Giorgio Dini is a new name to me. He is classically trained and plays an impressive range of musical styles in his native Italy. Dini describes his influences as Joelle Leandre, Barre Phillips, Barry Guy and Gary Peacock among others. He favors arco on this record and proves himself a fine improviser.
The first improvisation, “Preludio”, features both players on arco throughout and what incredible sounds they create – mournfully moaning at times, animated and chirpy at others. The listening and interaction of the two is very impressive. The piece starts slow and stately and builds from there, ever-changing. Parker and Dini both use the full register of the bass from deep sustained sounds to high register bowing that reminded me of Bartok’s string quartets to high register otherworldly effects. They echo, copy and repeat each other and develop each other’s phrases. Both players’ intonation is immaculate and the impression is of two musical spirits completely in touch with their inspiration.

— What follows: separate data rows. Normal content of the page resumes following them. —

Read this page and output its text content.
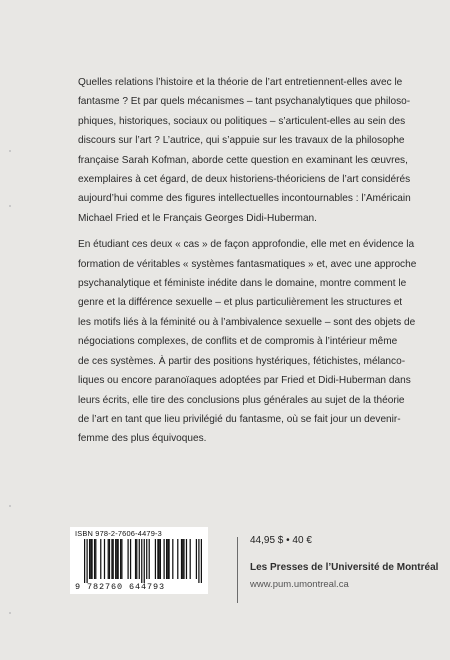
Quelles relations l’histoire et la théorie de l’art entretiennent-elles avec le
fantasme ? Et par quels mécanismes – tant psychanalytiques que philoso-
phiques, historiques, sociaux ou politiques – s’articulent-elles au sein des
discours sur l’art ? L’autrice, qui s’appuie sur les travaux de la philosophe
française Sarah Kofman, aborde cette question en examinant les œuvres,
exemplaires à cet égard, de deux historiens-théoriciens de l’art considérés
aujourd’hui comme des figures intellectuelles incontournables : l’Américain
Michael Fried et le Français Georges Didi-Huberman.

En étudiant ces deux « cas » de façon approfondie, elle met en évidence la
formation de véritables « systèmes fantasmatiques » et, avec une approche
psychanalytique et féministe inédite dans le domaine, montre comment le
genre et la différence sexuelle – et plus particulièrement les structures et
les motifs liés à la féminité ou à l’ambivalence sexuelle – sont des objets de
négociations complexes, de conflits et de compromis à l’intérieur même
de ces systèmes. À partir des positions hystériques, fétichistes, mélanco-
liques ou encore paranoïaques adoptées par Fried et Didi-Huberman dans
leurs écrits, elle tire des conclusions plus générales au sujet de la théorie
de l’art en tant que lieu privilégié du fantasme, où se fait jour un devenir-
femme des plus équivoques.

ISBN 978-2-7606-4479-3
9 782760 644793
44,95 $ • 40 €
Les Presses de l’Université de Montréal
www.pum.umontreal.ca
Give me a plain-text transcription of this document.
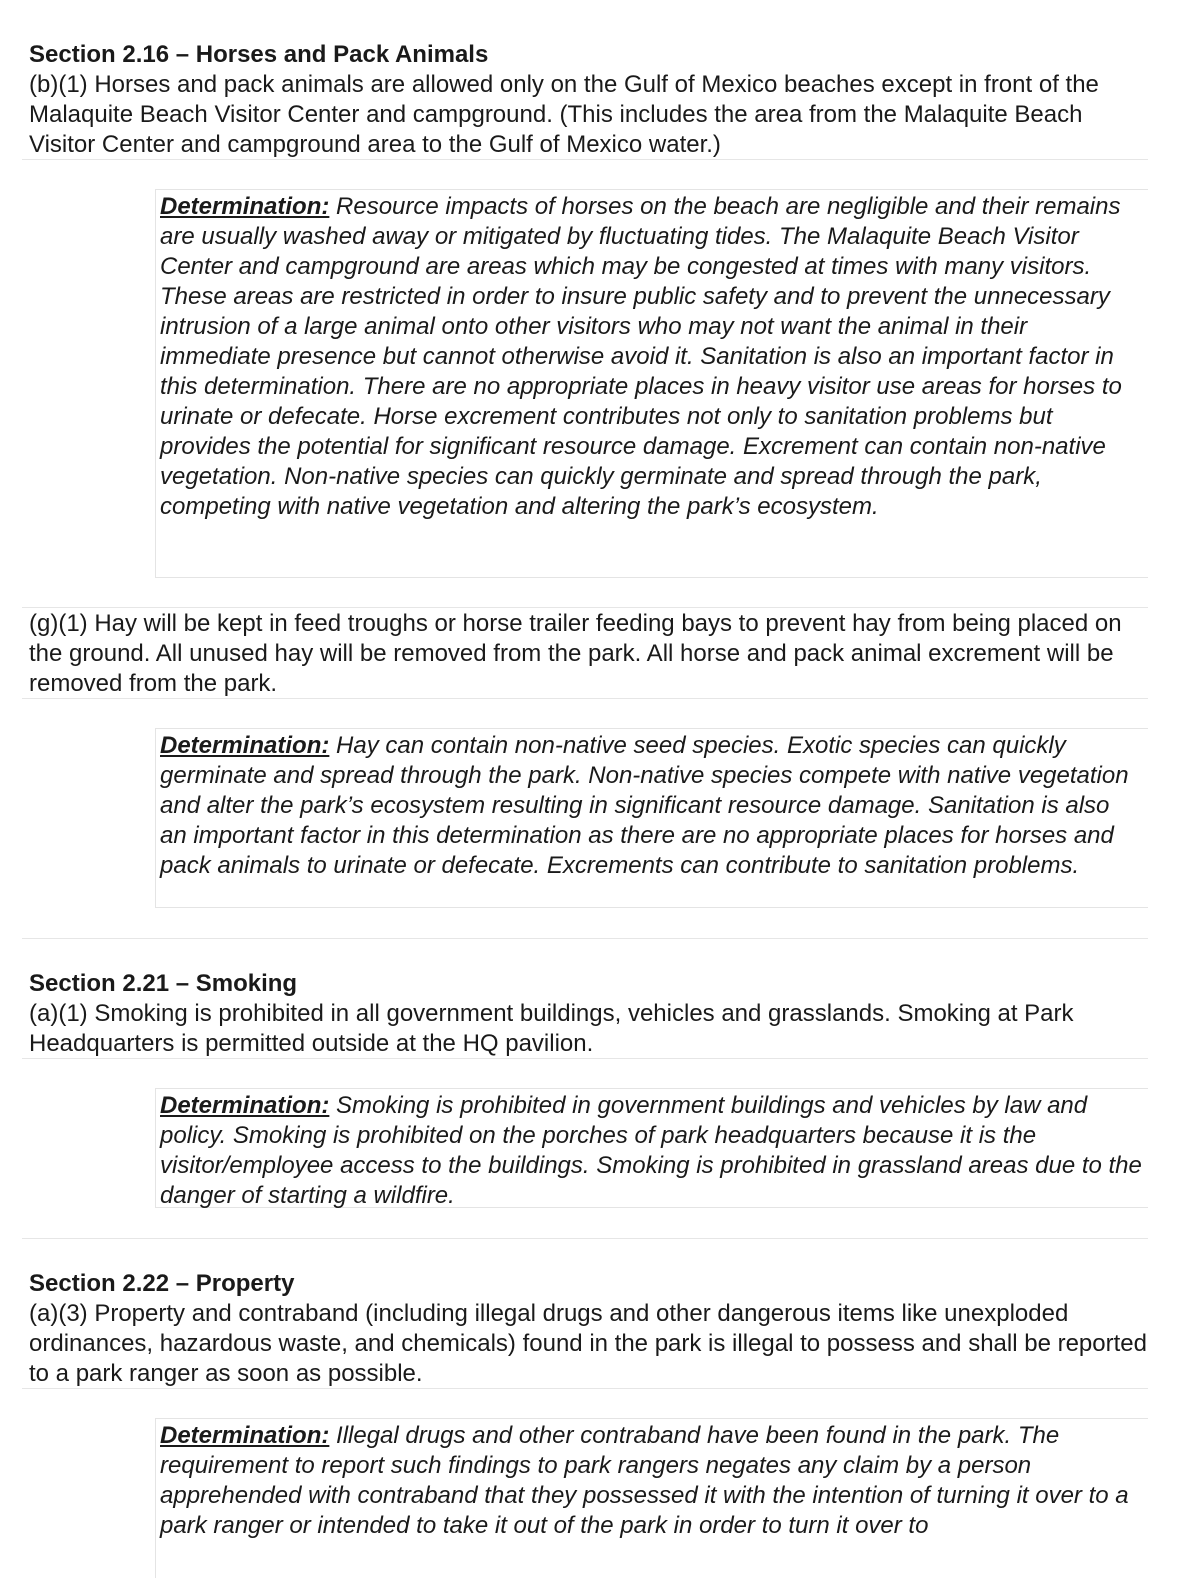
Section 2.16 – Horses and Pack Animals
(b)(1) Horses and pack animals are allowed only on the Gulf of Mexico beaches except in front of the Malaquite Beach Visitor Center and campground. (This includes the area from the Malaquite Beach Visitor Center and campground area to the Gulf of Mexico water.)
Determination: Resource impacts of horses on the beach are negligible and their remains are usually washed away or mitigated by fluctuating tides. The Malaquite Beach Visitor Center and campground are areas which may be congested at times with many visitors. These areas are restricted in order to insure public safety and to prevent the unnecessary intrusion of a large animal onto other visitors who may not want the animal in their immediate presence but cannot otherwise avoid it. Sanitation is also an important factor in this determination. There are no appropriate places in heavy visitor use areas for horses to urinate or defecate. Horse excrement contributes not only to sanitation problems but provides the potential for significant resource damage. Excrement can contain non-native vegetation. Non-native species can quickly germinate and spread through the park, competing with native vegetation and altering the park’s ecosystem.
(g)(1) Hay will be kept in feed troughs or horse trailer feeding bays to prevent hay from being placed on the ground. All unused hay will be removed from the park. All horse and pack animal excrement will be removed from the park.
Determination: Hay can contain non-native seed species. Exotic species can quickly germinate and spread through the park. Non-native species compete with native vegetation and alter the park’s ecosystem resulting in significant resource damage. Sanitation is also an important factor in this determination as there are no appropriate places for horses and pack animals to urinate or defecate. Excrements can contribute to sanitation problems.
Section 2.21 – Smoking
(a)(1) Smoking is prohibited in all government buildings, vehicles and grasslands. Smoking at Park Headquarters is permitted outside at the HQ pavilion.
Determination: Smoking is prohibited in government buildings and vehicles by law and policy. Smoking is prohibited on the porches of park headquarters because it is the visitor/employee access to the buildings. Smoking is prohibited in grassland areas due to the danger of starting a wildfire.
Section 2.22 – Property
(a)(3) Property and contraband (including illegal drugs and other dangerous items like unexploded ordinances, hazardous waste, and chemicals) found in the park is illegal to possess and shall be reported to a park ranger as soon as possible.
Determination: Illegal drugs and other contraband have been found in the park. The requirement to report such findings to park rangers negates any claim by a person apprehended with contraband that they possessed it with the intention of turning it over to a park ranger or intended to take it out of the park in order to turn it over to
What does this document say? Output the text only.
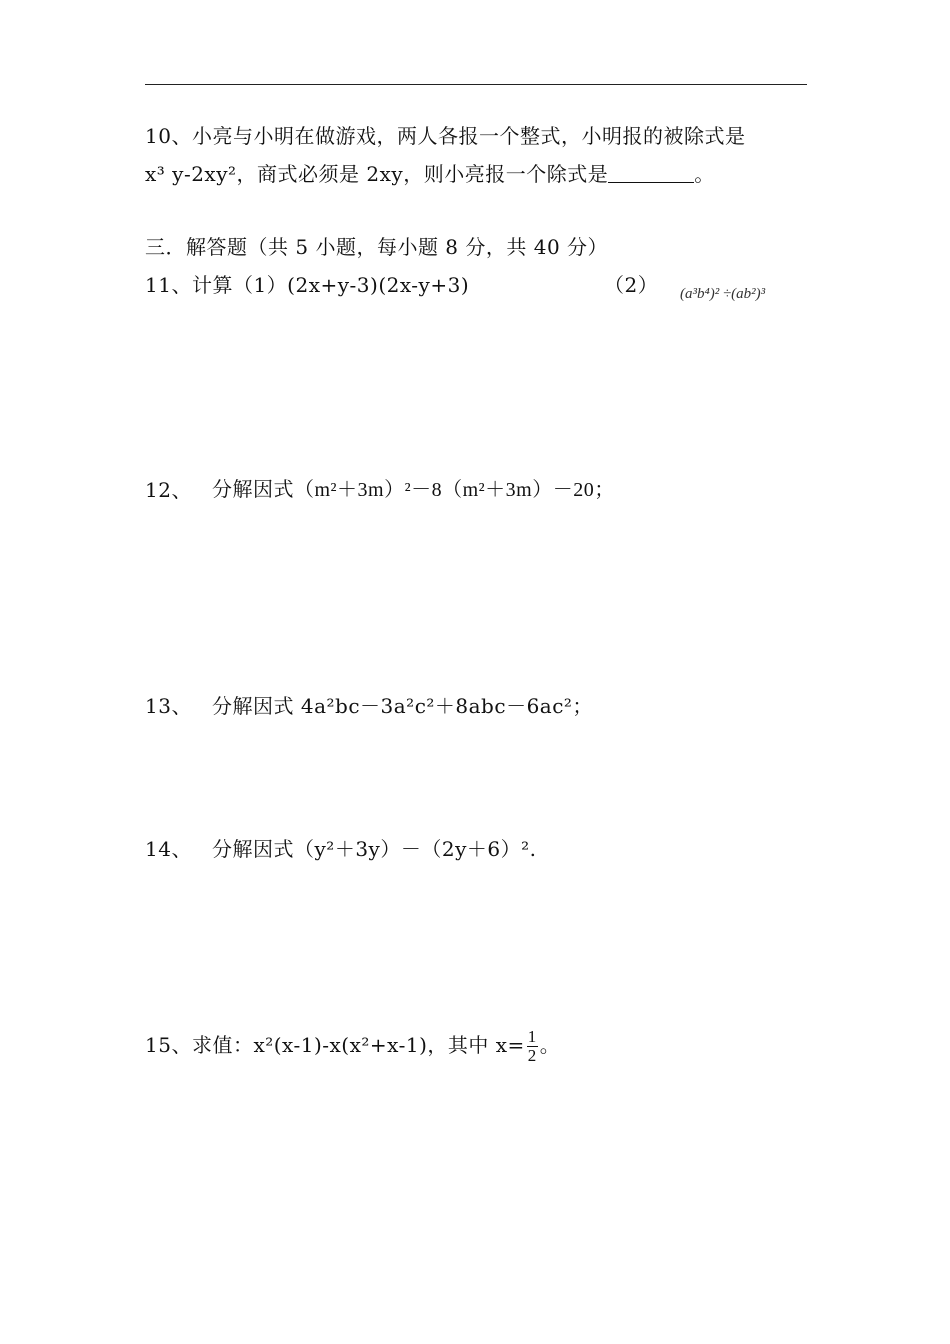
10、小亮与小明在做游戏，两人各报一个整式，小明报的被除式是
x³ y-2xy²，商式必须是 2xy，则小亮报一个除式是	。
三．解答题（共 5 小题，每小题 8 分，共 40 分）
11、计算（1）(2x+y-3)(2x-y+3)	（2） (a³b⁴)² ÷(ab²)³
12、 分解因式（m²＋3m）²－8（m²＋3m）－20；
13、 分解因式 4a²bc－3a²c²＋8abc－6ac²；
14、 分解因式（y²＋3y）－（2y＋6）².
15、求值：x²(x-1)-x(x²+x-1)，其中 $x= \frac{1}{2}$ 。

“Improvviso” features percussive pizzicato from Parker and arco from Dini in another beautiful free improvisation. This piece develops from free tempo with real rolling momentum to a shared implicit pulse and finally to a more explicit tempo. It’s enthralling to enter their sonic world as a listener. Dini plays with bowed harmonics at times as Parker plays the first hints of a repeated bass line. There is a dramatic deep tones solo rampage for Parker who uses pedal tones and raking effectively. He creates a solid rhythmic soundscape for the return of Dini’s bowing and Parker then plays an extremely powerful ostinato as Dini plays wildly over the top.
The third piece is based around Parker’s expressive shakuhachi solo. He sings through it, Roland Kirk style, to create an additional tone. There is a pentatonic flavor to Parker’s improvisations and the solo has a effective shape to it. Dini enters with sparse, light pizzicato chords. It’s a short track but the placement of a shakuhachi in the centre of a four double bass duets adds greatly to the structure and overall effect of the record.
“Lento” begins sparsely with Dini’s resonant bowing and the deep, elegant plucked tones from William Parker. There’s an explicit, slow pulse and motifs are used compositionally in the improvisations. Parker plays some magisterial low lines as Dini bows, exploring sound as ever. Dini’s arco chatters like forest animals and both players join in a brief upper register chirping duet that sets the scene for the final track.
“Danza e Finale” is the longest track and a tremendously engaging one. Brilliant otherworldly harmonics by Parker are supported by rapid rhythmic bowing from Dini and bells (I tried attaching bells to the head of my bass as I played once and I wonder if something similar happened here). There is beautiful high register bowing by both players and the tonality gradually approaches a folklike pentatonic one. The music becomes more strident and rhythmically regular like a choir of bowed harmonics creating the kind of sonic effects electric guitarists dream about. There is a great intensity and momentum here and somehow the music is both meditative and extremely intense and busy.
After about eight minutes (an incredible demonstration of Parker’s musicality) lower notes begin to enter and slower melodic phrasing and a darker theme gradually emerge as Dini and Parker explore more mournful theme, bowing sensitively and imaginatively as the pulse dissolves. Parker begins to solo again, accompanied by drumming on the body of the upright by Dini and gradually this develops a rich duet improvisation around a melodic cell, often playing in near unison in a middle-eastern flavored section, buzzing rhythmically like a choir of giant bees.
Suddenly we return to the rhythmical, pentatonic-flavored bowing of Parker accompanied by a sparse plucked melodic line. Dini’s rapid, bowing returns and this time heralds a surprise as Parker repeats a gorgeous ostinato with a Mingus-like swing as Dini bows ominously…what a journey.
This is a fine record. It’s out-there and only advisable for those prepared to be open-minded enough to enter Dini and Parker’s soundscape but those that do are in for a treat. Temporary features mostly arco playing and the bass playing is of the highest order – soulful, avant-garde, free jazz improvisation – honest and passionate music. Dini and Parker’s playing is deeply rooted in tradition but thoroughly ahead of it.